С этими словами Сыч открыл "скрыню", достал оттуда остро отточенный конец сабли и приступил к операции.

Через полчаса больной лежал уже чисто-начисто выбритый, в белой сорочке, с красной ленточкой у ворота, прикрепленной к рубашке Галиной.

— Фу ты, пожри меня огнь серный! Что значит молодое дело! — вскрикнул Сыч, отступая от больного и невольно любуясь им. — Вот только выбрил, а он тебе сразу и помолодел, и похорошел, словно месяц молодой, что дождем обмылся; а тут, — указал он на свои щеки, — хоть всю шкуру сдери, ничего не выйдет!.. Ну, а теперь изволь-ка выпить этого меду, — пододвинул ему Сыч глиняную кружку. — Много уже ему лет, почитай вдвое больше, чем Галине, я его для дорогих гостей берег, да вот велел теперь внучке, чтоб она тебе каждый день эту кружку наливала, и ты чтоб выпивал всю до дна. Да пей, не бойся! — ободрял он больного, заметивши, что тот выпил всего два глотка, — мед ведь головы не трогает, только ноги, а они теперь у тебя "ледачи", так же служат, как бабе коса!

— Нет, спасибо, — ответил больной, опуская кружку на скамью, — за все спасибо, уж столько вы мне сделали… не знаю, удастся ли и отблагодарить когда.

— Какие там благодарности! — пробурчал Сыч, отворачиваясь в сторону, — нашел о чем говорить!

— Нет, нет, человече добрый, — возразил горячо больной, — до самой смерти вашу ласку помнить буду.

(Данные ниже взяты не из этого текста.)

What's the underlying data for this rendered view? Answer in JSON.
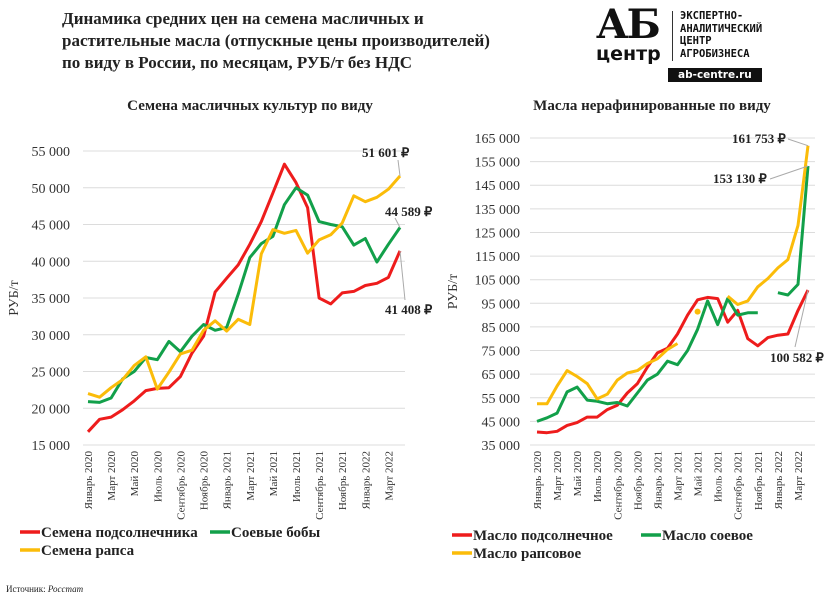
{
  "header": {
    "title_lines": [
      "Динамика средних цен на семена масличных и",
      "растительные масла (отпускные цены производителей)",
      "по виду в России, по месяцам, РУБ/т без НДС"
    ]
  },
  "logo": {
    "mark": "АБ",
    "word": "центр",
    "tagline": "ЭКСПЕРТНО-\nАНАЛИТИЧЕСКИЙ\nЦЕНТР\nАГРОБИЗНЕСА",
    "url": "ab-centre.ru"
  },
  "source": {
    "label": "Источник:",
    "value": "Росстат"
  },
  "chart_data": [
    {
      "type": "line",
      "title": "Семена масличных культур по виду",
      "ylabel": "РУБ/т",
      "xlabel": "",
      "ylim": [
        15000,
        55000
      ],
      "yticks": [
        15000,
        20000,
        25000,
        30000,
        35000,
        40000,
        45000,
        50000,
        55000
      ],
      "ytick_labels": [
        "15 000",
        "20 000",
        "25 000",
        "30 000",
        "35 000",
        "40 000",
        "45 000",
        "50 000",
        "55 000"
      ],
      "grid": true,
      "legend_position": "bottom",
      "months": 28,
      "x_tick_labels": [
        "Январь 2020",
        "Март 2020",
        "Май 2020",
        "Июль 2020",
        "Сентябрь 2020",
        "Ноябрь 2020",
        "Январь 2021",
        "Март 2021",
        "Май 2021",
        "Июль 2021",
        "Сентябрь 2021",
        "Ноябрь 2021",
        "Январь 2022",
        "Март 2022"
      ],
      "series": [
        {
          "name": "Семена подсолнечника",
          "color": "#ee1c1c",
          "values": [
            16800,
            18500,
            18800,
            19800,
            21000,
            22400,
            22700,
            22800,
            24300,
            27500,
            29800,
            35800,
            37700,
            39500,
            42300,
            45400,
            49300,
            53200,
            50700,
            47300,
            35000,
            34200,
            35700,
            35900,
            36700,
            37000,
            37800,
            41408
          ]
        },
        {
          "name": "Соевые бобы",
          "color": "#12a04a",
          "values": [
            20900,
            20800,
            21400,
            24000,
            25000,
            26900,
            26600,
            29100,
            27700,
            29800,
            31400,
            30600,
            31000,
            35500,
            40500,
            42400,
            43400,
            47700,
            50000,
            49000,
            45400,
            45000,
            44700,
            42200,
            43100,
            39900,
            42300,
            44589
          ]
        },
        {
          "name": "Семена рапса",
          "color": "#fbbc09",
          "values": [
            22000,
            21500,
            22800,
            23900,
            25800,
            27000,
            22600,
            24900,
            27400,
            27900,
            30600,
            31900,
            30500,
            32100,
            31400,
            41000,
            44300,
            43800,
            44200,
            41100,
            42900,
            43600,
            45200,
            48900,
            48100,
            48700,
            49800,
            51601
          ]
        }
      ],
      "annotations": [
        "51 601 ₽",
        "44 589 ₽",
        "41 408 ₽"
      ]
    },
    {
      "type": "line",
      "title": "Масла нерафинированные по виду",
      "ylabel": "РУБ/т",
      "xlabel": "",
      "ylim": [
        35000,
        165000
      ],
      "yticks": [
        35000,
        45000,
        55000,
        65000,
        75000,
        85000,
        95000,
        105000,
        115000,
        125000,
        135000,
        145000,
        155000,
        165000
      ],
      "ytick_labels": [
        "35 000",
        "45 000",
        "55 000",
        "65 000",
        "75 000",
        "85 000",
        "95 000",
        "105 000",
        "115 000",
        "125 000",
        "135 000",
        "145 000",
        "155 000",
        "165 000"
      ],
      "grid": true,
      "legend_position": "bottom",
      "months": 28,
      "x_tick_labels": [
        "Январь 2020",
        "Март 2020",
        "Май 2020",
        "Июль 2020",
        "Сентябрь 2020",
        "Ноябрь 2020",
        "Январь 2021",
        "Март 2021",
        "Май 2021",
        "Июль 2021",
        "Сентябрь 2021",
        "Ноябрь 2021",
        "Январь 2022",
        "Март 2022"
      ],
      "series": [
        {
          "name": "Масло подсолнечное",
          "color": "#ee1c1c",
          "values": [
            40500,
            40200,
            40800,
            43300,
            44500,
            46800,
            46800,
            50000,
            51800,
            57000,
            61000,
            68000,
            74000,
            76000,
            82000,
            90000,
            96500,
            97500,
            97000,
            87000,
            92000,
            80000,
            77000,
            80500,
            81500,
            82000,
            92000,
            100582
          ]
        },
        {
          "name": "Масло соевое",
          "color": "#12a04a",
          "values": [
            45000,
            46500,
            48500,
            57500,
            59500,
            54000,
            53500,
            52500,
            53000,
            51500,
            57000,
            62500,
            65000,
            70500,
            69000,
            75000,
            84000,
            96000,
            86000,
            97000,
            90000,
            91000,
            91000,
            null,
            99500,
            98500,
            103000,
            153130
          ]
        },
        {
          "name": "Масло рапсовое",
          "color": "#fbbc09",
          "values": [
            52500,
            52500,
            60000,
            66500,
            64000,
            61000,
            54500,
            56500,
            62500,
            65500,
            66500,
            69500,
            71500,
            75500,
            78000,
            null,
            91500,
            null,
            null,
            98000,
            94500,
            96000,
            102000,
            105500,
            110000,
            113500,
            128000,
            161753
          ]
        }
      ],
      "annotations": [
        "161 753 ₽",
        "153 130 ₽",
        "100 582 ₽"
      ]
    }
  ]
}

Вы меня от самой лютой смерти спасли, только как, каким образом, до сих пор не разберу и не знаю!

— Да так, очень просто: сидели мы тут, а приехали ко мне Ханенко, да Гуляницкий, да Палий еще был с ними, такой казарлюга ловкий да горячий, словно огонь!.. Да еще Богун.

— Богун? — изумился больной, — полковник гетмана Богдана?

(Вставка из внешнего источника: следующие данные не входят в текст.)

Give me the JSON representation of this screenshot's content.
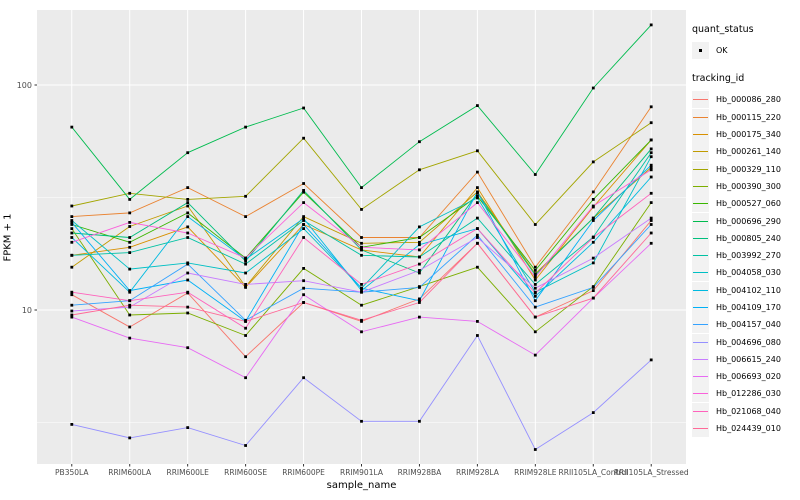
{
  "figure": {
    "colors": {
      "panel_bg": "#EBEBEB",
      "grid": "#FFFFFF",
      "tick_text": "#4D4D4D",
      "tick_mark": "#333333",
      "point": "#000000",
      "legend_key_bg": "#F2F2F2"
    },
    "legend": {
      "quant_status_title": "quant_status",
      "quant_ok_label": "OK",
      "tracking_id_title": "tracking_id"
    }
  },
  "chart_data": {
    "type": "line",
    "title": "",
    "xlabel": "sample_name",
    "ylabel": "FPKM + 1",
    "log_y": true,
    "ylim": [
      2.1,
      213
    ],
    "y_major_ticks": [
      10,
      100
    ],
    "y_tick_labels": [
      "10",
      "100"
    ],
    "y_minor_gridlines": [
      3.1623,
      31.623
    ],
    "grid": true,
    "legend_position": "right",
    "point_marker": "black-square (quant_status = OK)",
    "categories": [
      "PB350LA",
      "RRIM600LA",
      "RRIM600LE",
      "RRIM600SE",
      "RRIM600PE",
      "RRIM901LA",
      "RRIM928BA",
      "RRIM928LA",
      "RRIM928LE",
      "RRII105LA_Control",
      "RRII105LA_Stressed"
    ],
    "series": [
      {
        "name": "Hb_000086_280",
        "color": "#F8766D",
        "values": [
          11.7,
          8.4,
          11.9,
          6.2,
          10.8,
          8.9,
          11.2,
          19.8,
          9.3,
          12.2,
          25
        ]
      },
      {
        "name": "Hb_000115_220",
        "color": "#EA8331",
        "values": [
          26,
          27,
          35,
          26,
          36.5,
          21,
          21,
          41,
          15.5,
          33.5,
          80
        ]
      },
      {
        "name": "Hb_000175_340",
        "color": "#D89000",
        "values": [
          17.5,
          19,
          23.4,
          12.6,
          24,
          18.5,
          17.2,
          35,
          13.6,
          28.7,
          57
        ]
      },
      {
        "name": "Hb_000261_140",
        "color": "#C09B00",
        "values": [
          15.5,
          23.5,
          29,
          12.7,
          26,
          19.8,
          20,
          33.5,
          14.5,
          25.6,
          43
        ]
      },
      {
        "name": "Hb_000329_110",
        "color": "#A3A500",
        "values": [
          29,
          33,
          31,
          32,
          58,
          28,
          42,
          51,
          24,
          45.5,
          68
        ]
      },
      {
        "name": "Hb_000390_300",
        "color": "#7CAE00",
        "values": [
          23,
          9.5,
          9.7,
          7.7,
          15.3,
          10.5,
          12.7,
          15.5,
          8.0,
          12.7,
          30
        ]
      },
      {
        "name": "Hb_000527_060",
        "color": "#39B600",
        "values": [
          24,
          20,
          27,
          17,
          33.4,
          19,
          21,
          32,
          15,
          31,
          57
        ]
      },
      {
        "name": "Hb_000696_290",
        "color": "#00BB4E",
        "values": [
          65,
          31,
          50,
          65,
          79,
          35,
          56,
          81,
          40,
          97,
          185
        ]
      },
      {
        "name": "Hb_000805_240",
        "color": "#00BF7D",
        "values": [
          22,
          21,
          30,
          16.5,
          34,
          18.5,
          14.6,
          33,
          14.3,
          25.6,
          52
        ]
      },
      {
        "name": "Hb_003992_270",
        "color": "#00C1A3",
        "values": [
          17.5,
          18,
          21,
          16,
          25,
          17.5,
          17.2,
          25.6,
          13,
          21.1,
          50
        ]
      },
      {
        "name": "Hb_004058_030",
        "color": "#00BFC4",
        "values": [
          25,
          15.2,
          16.2,
          14.6,
          23,
          12.5,
          23.4,
          31.5,
          12,
          16.2,
          48
        ]
      },
      {
        "name": "Hb_004102_110",
        "color": "#00BAE0",
        "values": [
          21,
          12,
          26,
          16.8,
          25.5,
          12.2,
          19.5,
          23,
          11.5,
          20,
          39
        ]
      },
      {
        "name": "Hb_004109_170",
        "color": "#00B0F6",
        "values": [
          24.5,
          12.2,
          13.6,
          8.9,
          24,
          12.5,
          11,
          33.5,
          11,
          25,
          44
        ]
      },
      {
        "name": "Hb_004157_040",
        "color": "#35A2FF",
        "values": [
          10.5,
          11,
          16,
          9.0,
          12.5,
          12,
          12.6,
          21.5,
          10.3,
          12.6,
          24
        ]
      },
      {
        "name": "Hb_004696_080",
        "color": "#9590FF",
        "values": [
          3.1,
          2.7,
          3.0,
          2.5,
          5.0,
          3.2,
          3.2,
          7.7,
          2.4,
          3.5,
          6.0
        ]
      },
      {
        "name": "Hb_006615_240",
        "color": "#C77CFF",
        "values": [
          9.9,
          10.3,
          14.6,
          13,
          13.5,
          12,
          15,
          21,
          12.5,
          17,
          25.6
        ]
      },
      {
        "name": "Hb_006693_020",
        "color": "#E76BF3",
        "values": [
          9.3,
          7.5,
          6.8,
          5.0,
          11.7,
          8.0,
          9.3,
          8.9,
          6.3,
          11.3,
          19.8
        ]
      },
      {
        "name": "Hb_012286_030",
        "color": "#FA62DB",
        "values": [
          20,
          24.5,
          22,
          17,
          30,
          19,
          18.5,
          30,
          14,
          29,
          42
        ]
      },
      {
        "name": "Hb_021068_040",
        "color": "#FF62BC",
        "values": [
          12,
          11,
          12,
          8.3,
          21,
          13,
          16,
          23,
          11.9,
          21,
          33
        ]
      },
      {
        "name": "Hb_024439_010",
        "color": "#FF6A98",
        "values": [
          9.5,
          10.5,
          10.3,
          8.9,
          10.8,
          9.0,
          10.8,
          19.8,
          9.3,
          11.3,
          22
        ]
      }
    ]
  }
}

— Ну да, и побратим моего покойного зятя. Так вот сидим мы в саду, только слышим у речки вдруг что-то шлепнулось с размаха в воду, словно большой сом вскинулся…

И Сыч рассказал подробно больному о том, как они нашли его привязанным к лошади без чувств, без дыхания. Как он пролежал долго, почти при смерти, и как, наконец, пришел в первый раз в себя. Больной слушал этот рассказ с хмурым, угрюмым лицом: последний, видимо, пробудил в нем какие-то мучительные воспоминанья.

VIII

— Да где же я теперь? — спросил больной изумленно, когда Сыч замолчал.

— На хуторе, у меня.

— А хутор ваш где, старче Божий?

— Ге-ге! В самой дикой степи.

— В дикой степи? — даже приподнялся на локте больной, — да ведь это значит от Белой Церкви…

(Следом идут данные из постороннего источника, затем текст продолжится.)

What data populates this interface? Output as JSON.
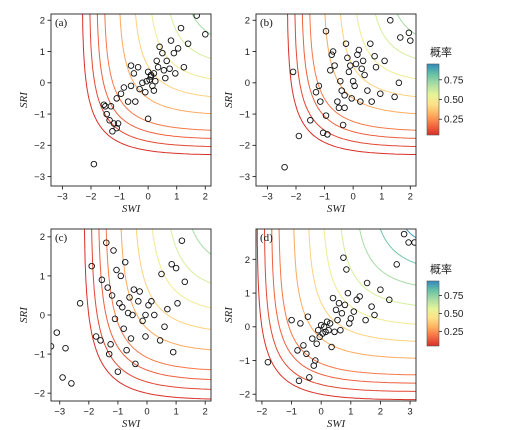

— Дня четыре, а то и пять езды, не меньше, если жалеть хоть трохи скотину; только ты, сынку, кажется, об этом не думал, — перебил его, улыбаясь, Сыч. Но больной не заметил его шутки.

— Дня четыре, не меньше, — проговорил он в раздумье, — что ж, это значит, ваш хутор почти у самого Запорожья?

— Почти не почти, а за день до Днепра, а за другой до Хортицы лодкой доехать можно. И туда, как говорят люди, — далеко, и сюда не близко. Видишь ли, хутор мой затерялся в этой степи, как "волошка" в жите. Куда ни кинь, все далеко; если ты начнешь его нарочно искать, никогда не найдешь! Это я сам такое место выбрал, чтоб ни лях, ни москаль, ни татарин меня не трогали и не знали: я сам себе и пан, и гетман!

— Да кто же вы такой сами, диду любый? Скажите мне і хоть, как звать вас, как величать, чтобы знал, за кого молиться Господу милосердному?

— Ну, прозвище мое не от панского колена идет, — Сычом зовут люди, я из казацкого герба "Шыбай-головы". Ха, xa! Ты, может, не слыхал о таком гербе, — есть, есть, ей-Богу, его установил наш батько "зайшлый" Богдан.